To sum up, I remain an idealistic boy at heart, who still likes to stay up late, read comic books and watch movies.
2. Which piece in your gallery is your favorite?
As I mentioned above, my one favorite piece in my collection is the re-creation of the very first appearance of Batman from Detective Comics #27 (May, 1939) that Bob Kane drew for me. Of course, it is not the most elaborate or detailed, nor is it the most valuable piece of art in my collection, but it is my favorite. Batman is my favorite character (along with The Spectre and Luna who was creatively inspired by both), especially the first year of his adventures before Robin was introduced into the stories. I’ve always been drawn to the dark, moody and brooding laconic loners who had so much cool alluring atmosphere in their tales – a heavy dose of mystery and intrigue. “Uncle Bob,” as he asked me to refer to him, was very kind to me, even nicknaming me, “Batman Jr.” There is just a great deal of fond memories associated with the piece – obviously, this is nostalgia at its best.

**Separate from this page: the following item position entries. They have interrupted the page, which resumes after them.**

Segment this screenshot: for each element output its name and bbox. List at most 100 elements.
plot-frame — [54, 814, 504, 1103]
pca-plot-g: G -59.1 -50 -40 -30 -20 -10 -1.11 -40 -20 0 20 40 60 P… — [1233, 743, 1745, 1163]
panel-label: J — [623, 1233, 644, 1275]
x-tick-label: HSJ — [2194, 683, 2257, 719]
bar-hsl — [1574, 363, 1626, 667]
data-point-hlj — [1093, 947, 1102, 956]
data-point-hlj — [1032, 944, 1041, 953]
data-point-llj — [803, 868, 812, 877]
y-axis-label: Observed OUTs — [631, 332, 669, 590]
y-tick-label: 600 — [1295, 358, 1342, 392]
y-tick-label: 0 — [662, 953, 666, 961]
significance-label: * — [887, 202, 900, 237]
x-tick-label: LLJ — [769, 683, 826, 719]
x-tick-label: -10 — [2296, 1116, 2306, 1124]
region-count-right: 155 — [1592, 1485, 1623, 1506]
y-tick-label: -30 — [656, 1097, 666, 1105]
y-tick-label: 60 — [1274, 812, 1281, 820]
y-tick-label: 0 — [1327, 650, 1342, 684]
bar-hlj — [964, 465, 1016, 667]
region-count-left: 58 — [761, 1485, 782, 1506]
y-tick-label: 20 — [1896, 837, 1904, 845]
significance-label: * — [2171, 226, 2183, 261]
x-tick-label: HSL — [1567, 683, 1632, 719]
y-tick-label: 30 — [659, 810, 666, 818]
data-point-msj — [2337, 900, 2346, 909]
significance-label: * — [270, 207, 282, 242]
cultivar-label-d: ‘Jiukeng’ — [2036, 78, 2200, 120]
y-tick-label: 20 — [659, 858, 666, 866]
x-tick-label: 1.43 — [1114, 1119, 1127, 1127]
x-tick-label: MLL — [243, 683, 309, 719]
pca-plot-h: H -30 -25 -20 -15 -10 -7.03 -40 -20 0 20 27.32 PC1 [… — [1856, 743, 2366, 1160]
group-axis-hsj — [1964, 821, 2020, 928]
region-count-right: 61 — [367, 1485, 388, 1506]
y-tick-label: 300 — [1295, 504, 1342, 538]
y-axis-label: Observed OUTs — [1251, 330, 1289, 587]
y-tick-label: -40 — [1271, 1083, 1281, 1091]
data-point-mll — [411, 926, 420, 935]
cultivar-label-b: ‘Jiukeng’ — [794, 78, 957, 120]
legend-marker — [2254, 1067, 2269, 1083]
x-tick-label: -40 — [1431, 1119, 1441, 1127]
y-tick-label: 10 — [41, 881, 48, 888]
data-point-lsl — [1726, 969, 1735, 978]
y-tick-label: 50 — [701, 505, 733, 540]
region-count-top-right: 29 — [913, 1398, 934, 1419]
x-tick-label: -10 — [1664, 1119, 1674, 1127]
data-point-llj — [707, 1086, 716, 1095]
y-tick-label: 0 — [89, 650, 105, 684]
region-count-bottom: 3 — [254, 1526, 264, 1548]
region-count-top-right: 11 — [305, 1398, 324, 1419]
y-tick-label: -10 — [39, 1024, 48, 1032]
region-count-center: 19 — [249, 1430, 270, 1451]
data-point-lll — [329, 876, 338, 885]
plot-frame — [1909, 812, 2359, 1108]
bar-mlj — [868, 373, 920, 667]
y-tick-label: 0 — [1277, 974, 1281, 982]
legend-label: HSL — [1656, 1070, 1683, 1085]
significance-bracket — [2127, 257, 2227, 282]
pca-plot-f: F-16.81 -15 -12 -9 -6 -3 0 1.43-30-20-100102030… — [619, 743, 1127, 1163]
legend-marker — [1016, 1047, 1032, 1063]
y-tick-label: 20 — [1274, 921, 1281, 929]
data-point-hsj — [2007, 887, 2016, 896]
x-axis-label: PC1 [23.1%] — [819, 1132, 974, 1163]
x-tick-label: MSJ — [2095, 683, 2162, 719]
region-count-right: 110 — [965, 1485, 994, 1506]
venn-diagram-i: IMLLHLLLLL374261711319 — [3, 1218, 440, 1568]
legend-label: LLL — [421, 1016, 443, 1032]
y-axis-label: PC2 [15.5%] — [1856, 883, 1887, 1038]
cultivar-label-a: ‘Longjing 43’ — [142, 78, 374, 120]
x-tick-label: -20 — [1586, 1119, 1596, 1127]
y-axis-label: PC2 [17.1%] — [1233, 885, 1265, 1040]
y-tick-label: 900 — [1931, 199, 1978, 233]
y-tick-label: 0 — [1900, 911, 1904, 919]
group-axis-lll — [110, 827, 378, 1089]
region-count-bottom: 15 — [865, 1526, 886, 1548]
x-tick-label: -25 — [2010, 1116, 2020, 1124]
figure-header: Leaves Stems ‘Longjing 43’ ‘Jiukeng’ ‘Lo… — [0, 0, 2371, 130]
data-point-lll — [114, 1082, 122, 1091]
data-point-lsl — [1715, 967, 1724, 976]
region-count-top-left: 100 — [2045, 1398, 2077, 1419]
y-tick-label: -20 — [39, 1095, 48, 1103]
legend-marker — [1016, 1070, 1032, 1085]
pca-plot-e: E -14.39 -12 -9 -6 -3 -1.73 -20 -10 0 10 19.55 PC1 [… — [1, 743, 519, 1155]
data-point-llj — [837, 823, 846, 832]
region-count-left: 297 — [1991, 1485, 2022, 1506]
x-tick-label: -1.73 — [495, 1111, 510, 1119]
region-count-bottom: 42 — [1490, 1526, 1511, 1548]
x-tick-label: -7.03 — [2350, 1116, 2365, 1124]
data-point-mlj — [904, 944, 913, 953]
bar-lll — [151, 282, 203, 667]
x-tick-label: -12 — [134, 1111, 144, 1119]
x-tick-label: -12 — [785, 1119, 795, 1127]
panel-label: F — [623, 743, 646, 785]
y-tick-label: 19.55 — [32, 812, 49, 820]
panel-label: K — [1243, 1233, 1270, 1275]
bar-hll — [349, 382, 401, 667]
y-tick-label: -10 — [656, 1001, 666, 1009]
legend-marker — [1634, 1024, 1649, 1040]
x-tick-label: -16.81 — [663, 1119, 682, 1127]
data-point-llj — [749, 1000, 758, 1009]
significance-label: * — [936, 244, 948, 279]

3. How long have you been collecting comic art and what prompted you to start?
I’m a bit of a latecomer to collecting original published artwork. For years, my friend and art dealer Bechara Maalouf keep advising me to start collecting art, but early on the black and white “only” aspect turned me off since I was so into color art. But eventually I relented and came to my senses and have been collecting comic art since around 1999 or so. I have really come to admire and respect the talent that is required to illustrate the panel-to-panel format in a quality and timely manner. It’s a very rare and specialized skill that can render such remarkable images in such an unforgettable way so that these wonderful illustrated stories remain in our minds for the rest of lives. Again, nostalgia at its finest!
4. How do you display/store your collection at home?
Since my home gets flooded with natural light, there is only a very select few wall spaces where I can display artwork that will be safe from sunlight. I only have two pieces on my walls right now – my Alex Raymond piece of a gorgeous co-ed girl that he did way back in 1942 and my Phantom Lady #17 re-creation painting by artist Ralph Hughes. The rest is put away in cool, dark and dry rooms and closets. If I ever want to look at my art, I just go to my CAF gallery.
5. What are your top five most wanted original pages or commissions?
Well, if we’re going to dream, then let’s dream BIG! So, here goes:
#1: A nice Batman cover or page from the pre-Robin Detective Comics run, issues #27-37. I especially like the interior art for Detective Comics #30, which I think was Kane’s very best work ever on Batman - those long ears are just so cool! Bob told me that most of that art was destroyed a long time ago, but hey, we’re dreaming here, right?
#2: A Golden-Age Spectre More Fun Comics cover or interior page by Bernard Baily.
#3: A vintage Golden-Age or 1950’s Sub-Mariner cover or page by Bill Everett.
#4: Cover or nice page from Batman #255 by Neal Adams for the story, “Moon of the Wolf.” My favorite Neal Adams Batman story.
#5: A Spectre cover and interior pages by Jim Aparo from Adventure Comics #431-440.